Aux dires de M. Y, l’inertie de ses contradicteurs à respecter l’engagement compris dans leur acte authentique de vente l’a empêché de faire construire sur son terrain une maison d’habitation. Cependant, s’il est établi qu’un projet de construction d’une villa a existé, en 2012, entre l’appelant et les MAISONS BETERBAT, soit le propriétaire de la parcelle K 1469 sur laquelle a été construit le […], il n’a pas été dit à la cour la raison de son abandon. Pour autant, M. Y n’établit pas avoir fait d’autres démarches pour finaliser un autre projet. De plus, sa demande de dommages-intérêts
qui s’élève pourtant à la somme de 240 000,00 euros, n’est pas justifié par la production de pièces permettant à la cour d’évaluer le montant du préjudice supposé.
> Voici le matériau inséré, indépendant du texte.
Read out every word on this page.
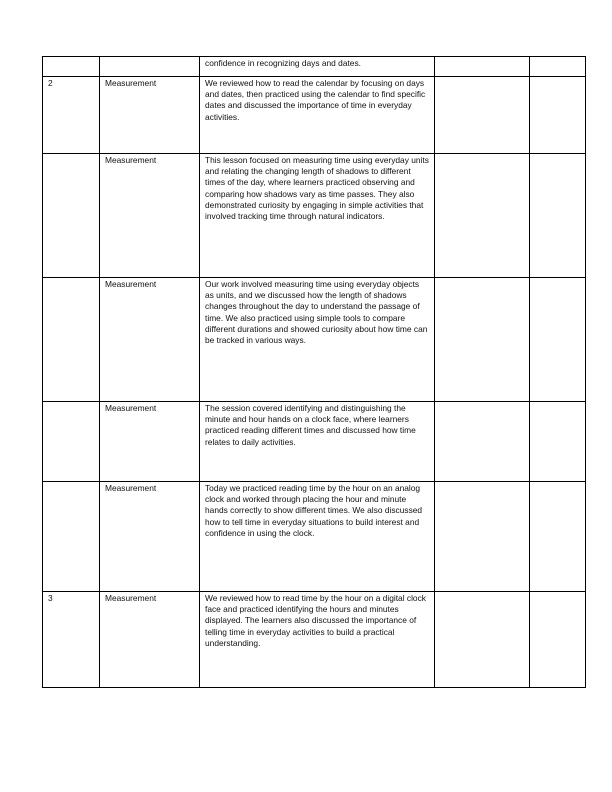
		confidence in recognizing days and dates.		
2	Measurement	We reviewed how to read the calendar by focusing on days and dates, then practiced using the calendar to find specific dates and discussed the importance of time in everyday activities.		
	Measurement	This lesson focused on measuring time using everyday units and relating the changing length of shadows to different times of the day, where learners practiced observing and comparing how shadows vary as time passes. They also demonstrated curiosity by engaging in simple activities that involved tracking time through natural indicators.		
	Measurement	Our work involved measuring time using everyday objects as units, and we discussed how the length of shadows changes throughout the day to understand the passage of time. We also practiced using simple tools to compare different durations and showed curiosity about how time can be tracked in various ways.		
	Measurement	The session covered identifying and distinguishing the minute and hour hands on a clock face, where learners practiced reading different times and discussed how time relates to daily activities.		
	Measurement	Today we practiced reading time by the hour on an analog clock and worked through placing the hour and minute hands correctly to show different times. We also discussed how to tell time in everyday situations to build interest and confidence in using the clock.		
3	Measurement	We reviewed how to read time by the hour on a digital clock face and practiced identifying the hours and minutes displayed. The learners also discussed the importance of telling time in everyday activities to build a practical understanding.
Le préjudice de l’appelant au titre du trouble de jouissance ou du trouble dans les conditions d’existence n’est donc pas démontré.
Dans ces conditions, la demande de dommages-intérêts est rejetée et le jugement entrepris confirmé de ce chef.
4- Sur les dépens et les dispositions de l’article 700 du code de procédure civile':
La SARL HADMA est condamnée aux dépens.
Les demandes fondées sur les dispositions de l’article 700 du code de procédure civile sont rejetées.
PAR CES MOTIFS':
DÉCLARE la demande en dommages intérêts formée par M. B Y recevable ;
INFIRME le jugement entrepris en ce qu’il a débouté M. B Y de sa demande de condamnation à exécution de travaux sous astreinte ;
et statuant à nouveau de ce chef,
CONDAMNE la SARL HADMA à faire exécuter tous les travaux nécessaires pour que la parcelle K 1468 soit raccordée aux réseaux électricité, eau potable, eau pluviale et […], dans les trois mois de la signification du présent arrêt et sous astreinte de 300,00 euros par jour de retard pendant un délai de six mois ;
DÉBOUTE M. Y de la même demande formée à l’encontre de M. A X ;
CONFIRME, au besoin, le jugement en ses autres dispositions ;
CONDAMNE la SARL HADMA aux entiers dépens ;
DÉBOUTE les parties de leurs demandes formées sur les dispositions de l’article 700 du code de procédure civile.
Signé par Mme Emmanuelle TRIOL, Présidente et Mme Béatrice PIERRE-GABRIEL, Greffière, lors du prononcé à laquelle la minute a été remise.